Ketika kita mengucapkan salam, secara tidak langsung kita sudah mengikat sebuah janji yang sakral bahwa kita janji akan saling mendamaikan dan saling menyelamatkan. Dengan mengucapkan salam juga kita sudah berjanji untuk menegasikan segala bentuk kebencian dan konflik sesama ummat manusia. Sehingga di akhir salam ada kata
وَرَحْمَةُ اللهِ وَبَرَكَاتُهُ
Artinya: “Mendapatkan rahmat Allah dan keberkahan”
Maka dengan saling berjanji untuk saling menyelamatkan dan memberi kedamaian akan muncul istilah Baldattun Thayyibatun Wa Rabbun Ghafur. Negara yang baik dan mendapatkan ampunan dari Allah SWT.
Esensi Pemimpin yang Baik
Persoalan tentang eksistensi dan esensi manakah yang didahulukan? Tentu akan muncul berbagai opini, karena setiap nurani mempunyai cara tersendiri. Seperti gelas yang mendahulukan esensi berfungsi sebagai alat minum, namun seiring waktu berjalan eksistensi pun muncul dari hati gelas yang kemudian muncul istilah gelas cantik yang dijadikan hiasan semata. Perihal dalam mendambakan seorang pemimpin tertinggi di negara, haruslah kita memilih bukan seorang pemimpin yang dungu. Dan sekarang negara kita sedang membutuhkan seorang pemimpin yang mampu melawan kedunguan.
Dalam UUD 1945, presiden haruslah mempunyai ikhtiar yang kuat untuk mencerdaskan kehidupan bangsa. Jika gagal maka harus digulingkan karena telah melakukan kejahatan yang sangat besar yaitu membuat anak bangsa gagal cerdas. Konstitusi memberikan tugas pada pemimpin negara untuk mencerdaskan bangsa, jadi ini bukan tujuan negara, tapi tugas untuk pemimpinnya. Artinya si pemimpin harus punya kemampuan untuk mengaktifkan akal pikirannya 24 jam sehari. Kalau gagal maka dia sudah melanggar konstitusi.
Bayangkan saja, kalau seorang pemimpin negara hanya sekedar menanyakan nama-nama ikan, itu justru akan mendungukan kehidupan bangsa. Justru ketika ingin mengajukan sebuah pertanyaan itu seharusnya yang bisa merangsang pikiran, misalnya “kenapa ikan tidak bisa naik pohon?” otomatis akan meningkatkan kuriositas (rasa ingin tahu) dari peserta didik muncul, sehingga dia akan bertanya pada orang tua atau temannya dan terciptalah diskusi. Maka, kejahatan tertinggi seorang pemimpin kalau mempertahankan kedunguannya sehingga mengakibatkan bangsa ini kehilangan IQ setiap hari.
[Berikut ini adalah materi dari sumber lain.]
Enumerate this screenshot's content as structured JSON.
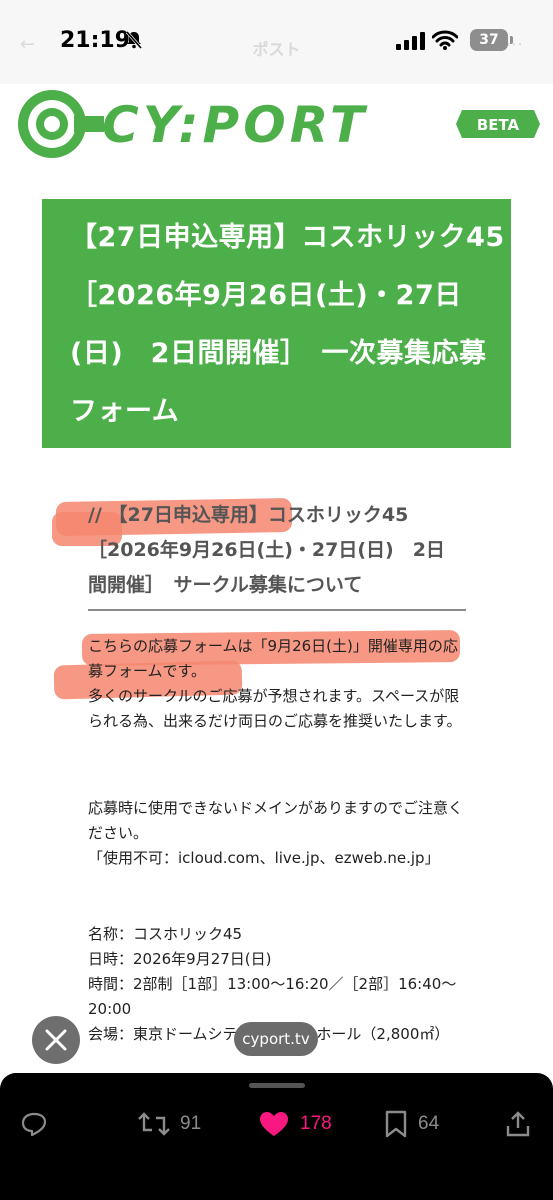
{
  "status_bar": {
    "time": "21:19",
    "battery": "37",
    "ghost_title": "ポスト"
  },
  "logo": {
    "text": "CY:PORT",
    "badge": "BETA",
    "color": "#4caf4a"
  },
  "banner": {
    "title": "【27日申込専用】コスホリック45［2026年9月26日(土)・27日(日)　2日間開催］　一次募集応募フォーム",
    "background": "#4caf4a"
  },
  "article": {
    "heading": "// 【27日申込専用】コスホリック45［2026年9月26日(土)・27日(日)　2日間開催］　サークル募集について",
    "intro": "こちらの応募フォームは「9月26日(土)」開催専用の応募フォームです。\n多くのサークルのご応募が予想されます。スペースが限られる為、出来るだけ両日のご応募を推奨いたします。",
    "domain_notice": "応募時に使用できないドメインがありますのでご注意ください。\n「使用不可：icloud.com、live.jp、ezweb.ne.jp」",
    "details": "名称：コスホリック45\n日時：2026年9月27日(日)\n時間：2部制［1部］13:00〜16:20／［2部］16:40〜20:00\n会場：東京ドームシティ プリズムホール（2,800㎡）"
  },
  "overlay": {
    "url": "cyport.tv",
    "close_icon": "close-icon"
  },
  "actions": {
    "reply_icon": "reply-icon",
    "repost_count": "91",
    "like_count": "178",
    "bookmark_count": "64",
    "share_icon": "share-icon",
    "like_color": "#f91880",
    "icon_color": "#8b8b8b"
  }
}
Sebuah bangsa agar mempunyai tradisi dialektika dan intelektual maka harus dimulai dari pemimpin tertinggi dan pusat kekuasaan, yaitu Istana. Juga seharusnya seorang pemimpin negara harus mengundang sosok yang mempunyai kompetensi dan dapat mendorong budaya progresivitas serta memiliki inisiasi untuk negara kedepannya melalui diskusi dengan presiden. Tapi pihak istana justru mengundang rekan politik yang hanya membahas tentang kekuasaan dan kepentingan sejumlah pihak.
Kita mendambakan sosok orang yang menghasilkan retorika, logika dan metafora. Dalam tradisi presiden-presiden Perancis, mereka setiap minggunya kerap kali mengundang seorang wartawan cerdas, dosen yang bagus, seniman bermutu, dan melakukan diskusi di senja hari. Filsuf pun diundang, jadi presiden ini setiap harinya menghasilkan kecerdasan karena di-back up oleh tradisi berpikir. Mengundang debat, dia tahu perkembangan mutakhir. Tradisi presiden kita mengundang pelawak, partai pendukung. Sehingga sudah tidak heran lagi kekonyolan yang timbul dari dialektika Istana Negara kita.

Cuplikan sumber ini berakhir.